More recent studies take into account children´s phonetic realizations,
measured with more sophisticated methods. But, these studies have mainly
concentrated on the linguistic part of intonation and its role within an utterance.
Thus, examination of children´s intonational marking of the focus (what is
important) and the background (what is less important) are methodologically well
defined. But they do not answer the question of whether children really
understand another´s cognitive status of target referents within a discourse based
on the intonational realization; in other words, whether they understand what
another person is referring to. Furthermore, most of the studies presented in this
section test how children realize an utterance in cases in which something is new
or given for both the speaker and the hearer. In natural conversation, this does
not work like this because the speaker knows things the hearer does not know.
The speaker has to take this into account and adjust his intonational behaviour
with respect to this. Studies testing this aspect (see e.g. deRuiter, 2010)
concentrate mainly on older children that are already exposed to language.

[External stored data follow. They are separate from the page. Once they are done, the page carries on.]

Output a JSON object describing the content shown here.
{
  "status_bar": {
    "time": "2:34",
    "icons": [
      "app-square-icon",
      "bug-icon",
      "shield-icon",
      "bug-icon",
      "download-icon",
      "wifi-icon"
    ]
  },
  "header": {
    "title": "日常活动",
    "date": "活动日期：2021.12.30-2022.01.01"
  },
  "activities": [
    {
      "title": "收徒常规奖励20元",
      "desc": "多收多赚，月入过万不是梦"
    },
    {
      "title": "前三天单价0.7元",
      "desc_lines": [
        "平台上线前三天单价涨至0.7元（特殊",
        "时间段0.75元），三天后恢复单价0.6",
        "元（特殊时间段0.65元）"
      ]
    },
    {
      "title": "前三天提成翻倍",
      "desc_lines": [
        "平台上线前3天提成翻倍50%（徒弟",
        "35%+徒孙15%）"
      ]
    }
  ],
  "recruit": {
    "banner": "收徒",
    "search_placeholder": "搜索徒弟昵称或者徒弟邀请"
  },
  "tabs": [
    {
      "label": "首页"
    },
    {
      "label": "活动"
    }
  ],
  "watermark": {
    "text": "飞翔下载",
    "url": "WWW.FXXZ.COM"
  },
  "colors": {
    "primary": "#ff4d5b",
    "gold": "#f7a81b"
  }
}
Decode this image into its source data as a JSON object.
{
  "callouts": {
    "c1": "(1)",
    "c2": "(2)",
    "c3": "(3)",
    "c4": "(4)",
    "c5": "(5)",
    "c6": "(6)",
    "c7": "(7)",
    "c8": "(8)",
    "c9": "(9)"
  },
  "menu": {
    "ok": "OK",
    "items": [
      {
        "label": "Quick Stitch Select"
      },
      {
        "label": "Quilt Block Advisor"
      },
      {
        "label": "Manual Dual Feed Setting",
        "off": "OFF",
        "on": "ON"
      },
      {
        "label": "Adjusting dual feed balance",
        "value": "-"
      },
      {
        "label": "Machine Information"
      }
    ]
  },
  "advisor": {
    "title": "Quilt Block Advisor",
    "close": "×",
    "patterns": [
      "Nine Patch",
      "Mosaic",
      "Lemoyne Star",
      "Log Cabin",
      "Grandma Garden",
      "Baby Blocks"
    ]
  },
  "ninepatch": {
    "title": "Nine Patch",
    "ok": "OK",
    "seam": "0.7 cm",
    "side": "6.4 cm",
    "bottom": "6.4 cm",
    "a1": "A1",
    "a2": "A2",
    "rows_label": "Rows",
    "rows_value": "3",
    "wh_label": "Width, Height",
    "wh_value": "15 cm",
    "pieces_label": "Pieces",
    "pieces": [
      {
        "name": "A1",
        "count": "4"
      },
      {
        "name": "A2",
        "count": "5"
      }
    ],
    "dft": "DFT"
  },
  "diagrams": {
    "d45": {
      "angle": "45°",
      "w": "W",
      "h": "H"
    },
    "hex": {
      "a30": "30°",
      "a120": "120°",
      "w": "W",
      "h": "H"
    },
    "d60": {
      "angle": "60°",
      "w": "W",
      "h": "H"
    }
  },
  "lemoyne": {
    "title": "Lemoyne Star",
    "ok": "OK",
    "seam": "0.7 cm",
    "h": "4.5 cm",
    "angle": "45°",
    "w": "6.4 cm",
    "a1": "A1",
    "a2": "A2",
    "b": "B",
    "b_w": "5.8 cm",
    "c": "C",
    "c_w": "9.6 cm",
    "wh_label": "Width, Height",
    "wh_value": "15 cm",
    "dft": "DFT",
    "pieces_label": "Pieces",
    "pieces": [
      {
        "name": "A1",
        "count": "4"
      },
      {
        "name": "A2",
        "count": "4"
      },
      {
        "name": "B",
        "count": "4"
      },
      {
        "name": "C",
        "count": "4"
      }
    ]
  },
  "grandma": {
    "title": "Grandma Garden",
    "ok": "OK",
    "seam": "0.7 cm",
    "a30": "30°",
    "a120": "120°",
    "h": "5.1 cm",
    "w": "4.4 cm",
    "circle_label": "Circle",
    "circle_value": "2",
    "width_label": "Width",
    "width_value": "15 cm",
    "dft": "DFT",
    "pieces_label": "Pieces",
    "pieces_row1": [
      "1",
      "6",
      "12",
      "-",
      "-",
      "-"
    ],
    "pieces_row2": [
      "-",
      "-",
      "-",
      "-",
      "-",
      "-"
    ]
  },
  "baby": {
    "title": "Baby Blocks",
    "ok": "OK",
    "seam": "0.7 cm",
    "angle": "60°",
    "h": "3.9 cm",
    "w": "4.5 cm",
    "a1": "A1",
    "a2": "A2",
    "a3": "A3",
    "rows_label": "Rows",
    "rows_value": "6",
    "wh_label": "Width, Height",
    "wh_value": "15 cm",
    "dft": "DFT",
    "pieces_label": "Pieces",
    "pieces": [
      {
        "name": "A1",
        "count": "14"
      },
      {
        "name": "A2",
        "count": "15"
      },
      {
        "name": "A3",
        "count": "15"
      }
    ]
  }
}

To summarize, it is unclear how intonation affects young children's ability
to understand what another person is referring to. And, it is unclear whether
young children can use intonation to understand intentions and thus, to acquire
language. But, this is an important element for understanding young children's
cognitive development. As we have seen in Chapter 3.2., the understanding of
intentions is essential for acquiring the social-pragmatic and cognitive skills that
are needed to learn language. And, intonation does convey information about the
informational status of elements within an utterance. Thus, in order to understand
the language acquisition process, young children's competence in the area of
intonation, both in production and comprehension, has to be taken into account.
59
5. Research questions
This short literature review shows that the intonational marking of
information has attracted a great deal of attention. However, investigating
children´s pragmatic use of intonation is a challenging task because it is strongly
related to their overall pragmatic and social-cognitive abilities. In order to
comprehend and to realize an utterance correctly, both the speaker and the
hearer have to be aware of what information is and is not important. Prosodic
cues allow the listener to interpret the relative importance of each word or part of
the utterance and to represent the informational status of discourse entities
accordingly. As we have seen, it is of particular importance to understand
another´s perspective when acquiring a language as well as when using a
particular intonational pattern. What this means is that the acquisition of language
requires a certain mind-reading ability and intonation deals exactly with this point.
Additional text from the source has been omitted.